I almost died laughing at times watching that movie, even as total destruction descends.
One of the classes that I greatly enjoyed in college was an elective that had nothing at all to do with my major (Engineering). It was a Film class. And one of the films we watched and discussed was indeed Dr. Strangelove or: How I Learned to Stop Worrying and Love the Bomb, and it was terrific then, and probably still terrific now.
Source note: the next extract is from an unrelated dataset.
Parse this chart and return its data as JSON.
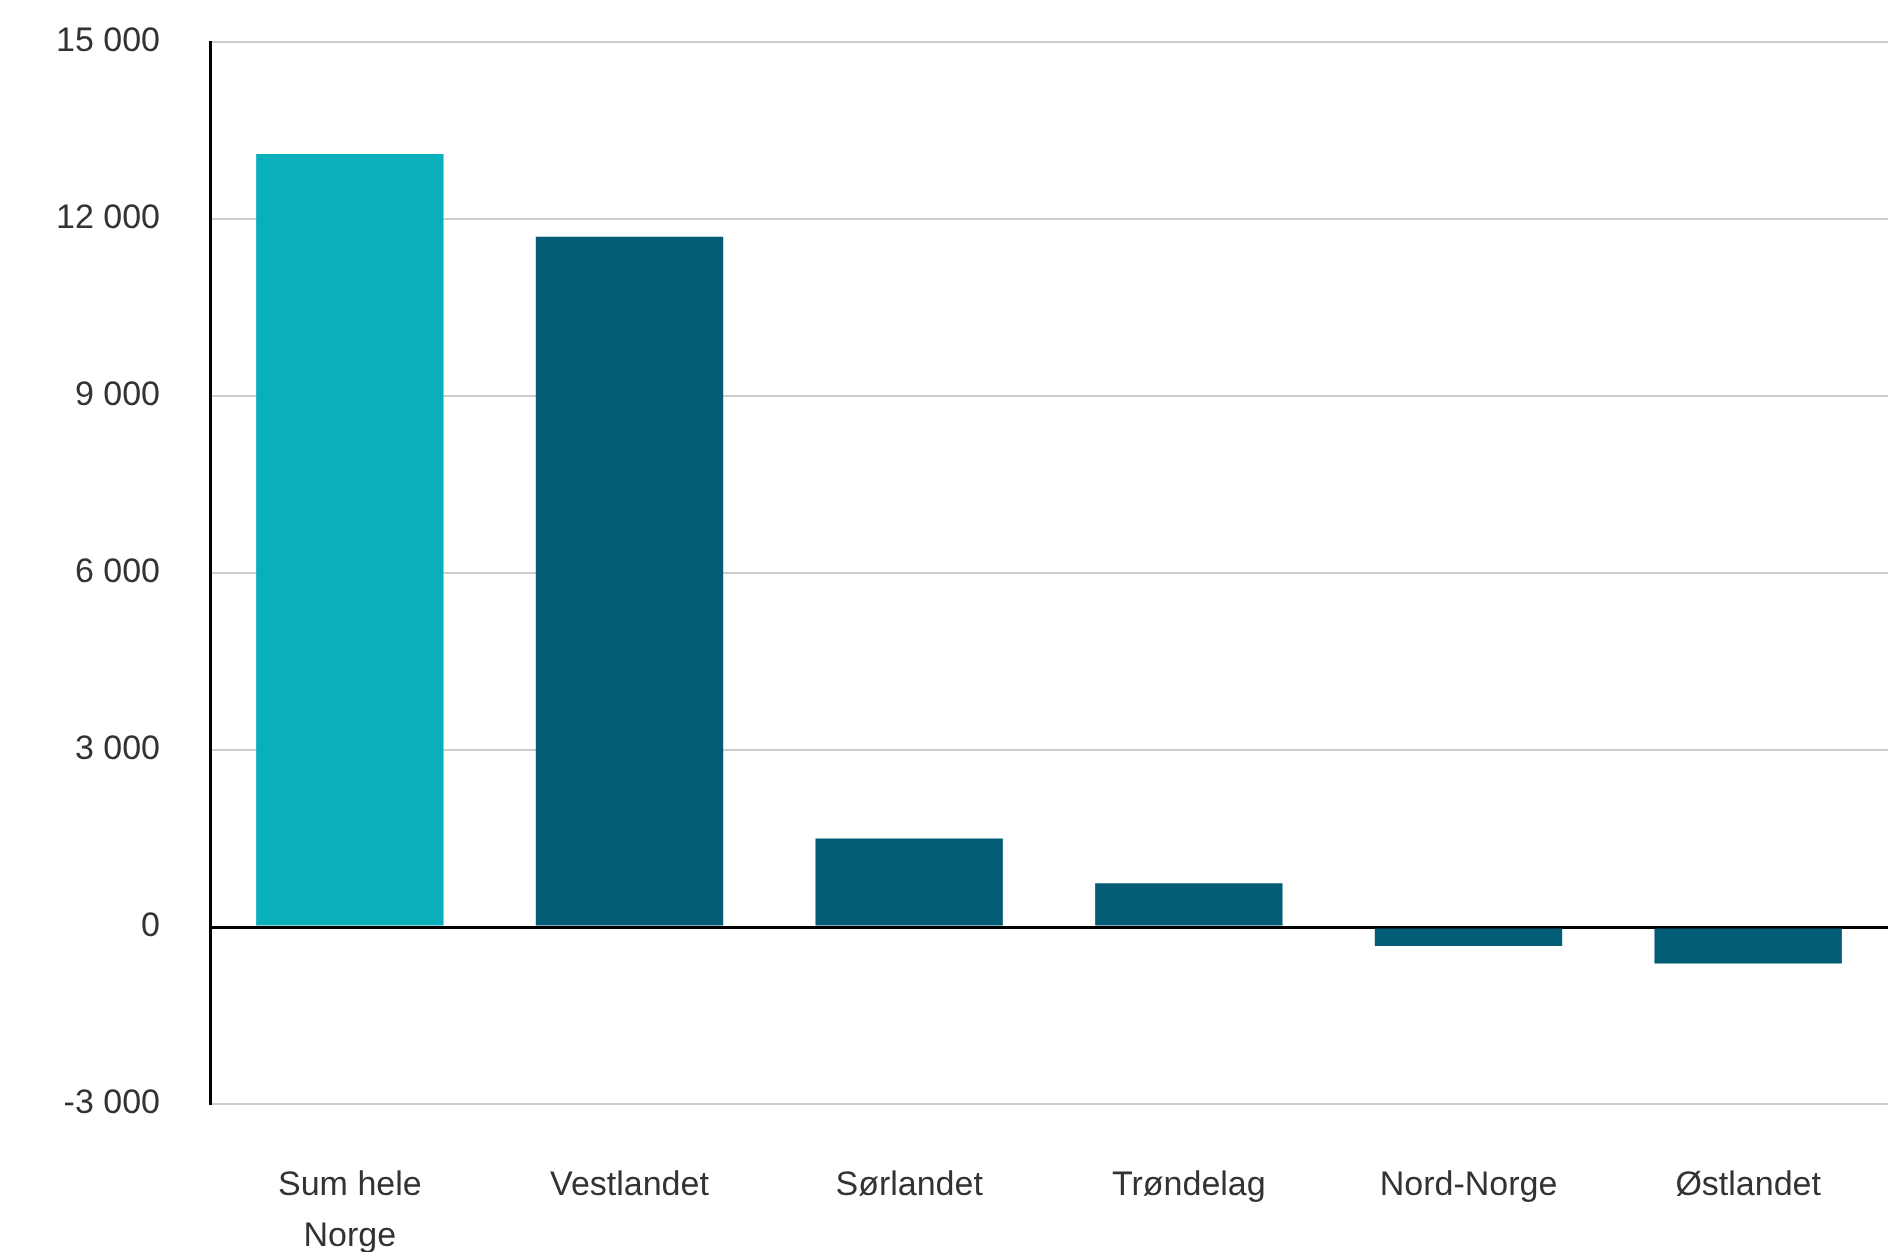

The Air Force General was “Jack Ripper”, played by Sterling Hayden. I saw Hayden on a talk show some years after the film was made. He was a bit more than slightly odd. The guy with the M1 carbine that said the line was Keenan Wynn, playing “Bat Guano”, iirc, a bird colonel.
Steve
Ha @steve203 I was just searching for that clip to post here!
@flyerboys Bingo! Two points to you!
Wendy
It will probably be more chemicals joining the arsenic in rice out of Texas.
@steve203 you get 4 points – 2 for identifying the quote and 2 for posting the video.